Viene allora naturale porsi la domanda: l’acqua, in Sicilia, è fonte di vita o fonte di guadagno?

L’acqua, un diritto di tutti, a quali costi?

L’acqua è fonte di vita e senza acqua non c’è vita: è un bene comune, un diritto inalienabile che, in quanto tale, dovrebbe essere condiviso equamente da tutti.

Già ai tempi della grande cultura ellenista il filosofo Talete, che gode degli onori di essere considerato il primo filosofo occidentale, affermava che l’archè, ovvero il principio eterno dal quale si generano le cose, fosse l’acqua.

Probabilmente Talete ricavava l’indicazione dell’acqua come archè dall’osservazione diretta della natura, dove, tutto ciò che è vivo sembra aver bisogno d’acqua per generarsi o semplicemente per continuare a vivere.

Se, in linea di principio, possiamo essere tutti d’accordo con la considerazione che l’acqua è un bene comune e un diritto di tutti, persiste, tuttavia, il dibattito sul costo dell’acqua, che scorre nei rubinetti delle nostre case: se deve avere un costo ispirato ai principi della solidarietà o un costo ispirato a criteri puramente economici. E se a questo tema si affianca il dibattito se l’acqua debba essere gestita dal pubblico o privato, la discussione, a questo punto, si accende dei toni della polemica tra le opposte opinioni di esperti del settore.

Se da un lato una gestione dell’acqua da parte dei privati potrebbe produrre, come negli altri settori di erogazione di servizi (energia, telefonia, etc.), una maggiore efficienza, una riduzione dei costi, una maggiore qualità del servizio dall’altro lato è palpabile il pericolo che l’acqua, un bene primario per l’uomo, “scorrendo” secondo le regole del libero mercato diventi una merce come tante altre.

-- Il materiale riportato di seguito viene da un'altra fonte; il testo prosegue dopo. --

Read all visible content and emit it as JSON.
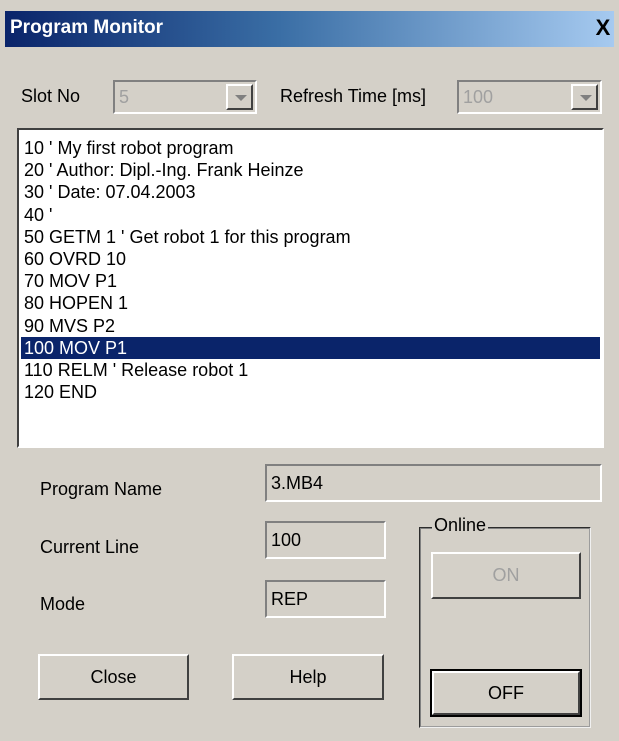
{
  "window": {
    "title": "Program Monitor",
    "close_label": "X"
  },
  "slot": {
    "label": "Slot No",
    "value": "5"
  },
  "refresh": {
    "label": "Refresh Time [ms]",
    "value": "100"
  },
  "program_lines": [
    "10 ' My first robot program",
    "20 ' Author: Dipl.-Ing. Frank Heinze",
    "30 ' Date: 07.04.2003",
    "40 '",
    "50 GETM 1 ' Get robot 1 for this program",
    "60 OVRD 10",
    "70 MOV P1",
    "80 HOPEN 1",
    "90 MVS P2",
    "100 MOV P1",
    "110 RELM ' Release robot 1",
    "120 END"
  ],
  "selected_line_index": 9,
  "info": {
    "program_name_label": "Program Name",
    "program_name_value": "3.MB4",
    "current_line_label": "Current Line",
    "current_line_value": "100",
    "mode_label": "Mode",
    "mode_value": "REP"
  },
  "online": {
    "label": "Online",
    "on_label": "ON",
    "off_label": "OFF"
  },
  "buttons": {
    "close_label": "Close",
    "help_label": "Help"
  },
  "colors": {
    "selection": "#0a246a",
    "face": "#d4d0c8"
  }
}
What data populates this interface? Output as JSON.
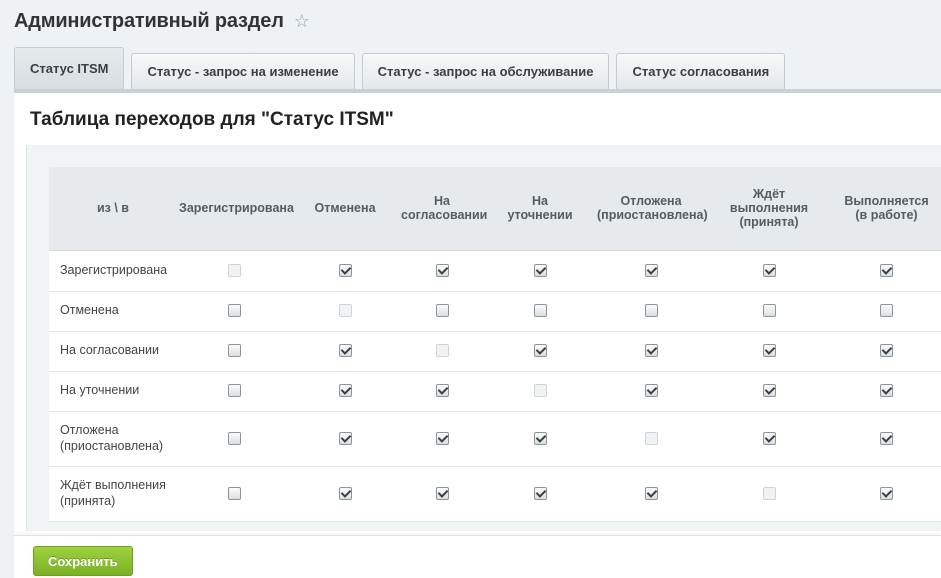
{
  "header": {
    "title": "Административный раздел",
    "star_icon": "☆"
  },
  "tabs": [
    {
      "label": "Статус ITSM",
      "active": true
    },
    {
      "label": "Статус - запрос на изменение",
      "active": false
    },
    {
      "label": "Статус - запрос на обслуживание",
      "active": false
    },
    {
      "label": "Статус согласования",
      "active": false
    }
  ],
  "panel": {
    "title": "Таблица переходов для \"Статус ITSM\""
  },
  "matrix": {
    "corner": "из \\ в",
    "columns": [
      "Зарегистрирована",
      "Отменена",
      "На согласовании",
      "На уточнении",
      "Отложена (приостановлена)",
      "Ждёт выполнения (принята)",
      "Выполняется (в работе)"
    ],
    "column_lines": [
      [
        "Зарегистрирована"
      ],
      [
        "Отменена"
      ],
      [
        "На",
        "согласовании"
      ],
      [
        "На",
        "уточнении"
      ],
      [
        "Отложена",
        "(приостановлена)"
      ],
      [
        "Ждёт",
        "выполнения",
        "(принята)"
      ],
      [
        "Выполняется",
        "(в работе)"
      ]
    ],
    "rows": [
      {
        "label_lines": [
          "Зарегистрирована"
        ],
        "cells": [
          "disabled",
          true,
          true,
          true,
          true,
          true,
          true
        ]
      },
      {
        "label_lines": [
          "Отменена"
        ],
        "cells": [
          false,
          "disabled",
          false,
          false,
          false,
          false,
          false
        ]
      },
      {
        "label_lines": [
          "На согласовании"
        ],
        "cells": [
          false,
          true,
          "disabled",
          true,
          true,
          true,
          true
        ]
      },
      {
        "label_lines": [
          "На уточнении"
        ],
        "cells": [
          false,
          true,
          true,
          "disabled",
          true,
          true,
          true
        ]
      },
      {
        "label_lines": [
          "Отложена",
          "(приостановлена)"
        ],
        "cells": [
          false,
          true,
          true,
          true,
          "disabled",
          true,
          true
        ]
      },
      {
        "label_lines": [
          "Ждёт выполнения",
          "(принята)"
        ],
        "cells": [
          false,
          true,
          true,
          true,
          true,
          "disabled",
          true
        ]
      }
    ]
  },
  "footer": {
    "save_label": "Сохранить"
  },
  "colors": {
    "accent_green": "#7bb225",
    "tab_bg": "#e6eaec",
    "panel_border": "#c9d1d6"
  }
}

Un’analisi più approfondita di questi temi non può che partire dal contesto Legislativo vigente.

Sebbene la legge Galli sancisca che “ tutte le acque superficiali e sotterranee, ancorché non estratte dal sottosuolo, sono pubbliche e costituiscono una risorsa che è salvaguardata ed utilizzata secondo criteri di solidarietà “, tuttavia, la stessa legge affermando che “qualsiasi uso delle acque è effettuato salvaguardando le aspettative ed i diritti delle generazioni future a fruire, di un integro patrimonio ambientale” ha implicitamente ammesso che l’acqua non è risorsa illimitata e va quindi salvaguardata riducendo sprechi e difendendo l’ambiente.

Nella nostra società capitalistica, quando la disponibilità di un bene è illimitata, ad esempio l’aria, il mare, il vento, il suo valore o costo è zero quando, invece, quel bene diventa limitato assume un valore ed il costo di chi vuole usufruirne ha un prezzo ben preciso regolato dalle leggi della domanda ed offerta.
E’ il caso dell’acqua minerale il cui costo soggiace a queste regole.


Viene allora naturale porsi la domanda: l’acqua è fonte di vita o fonte di guadagno?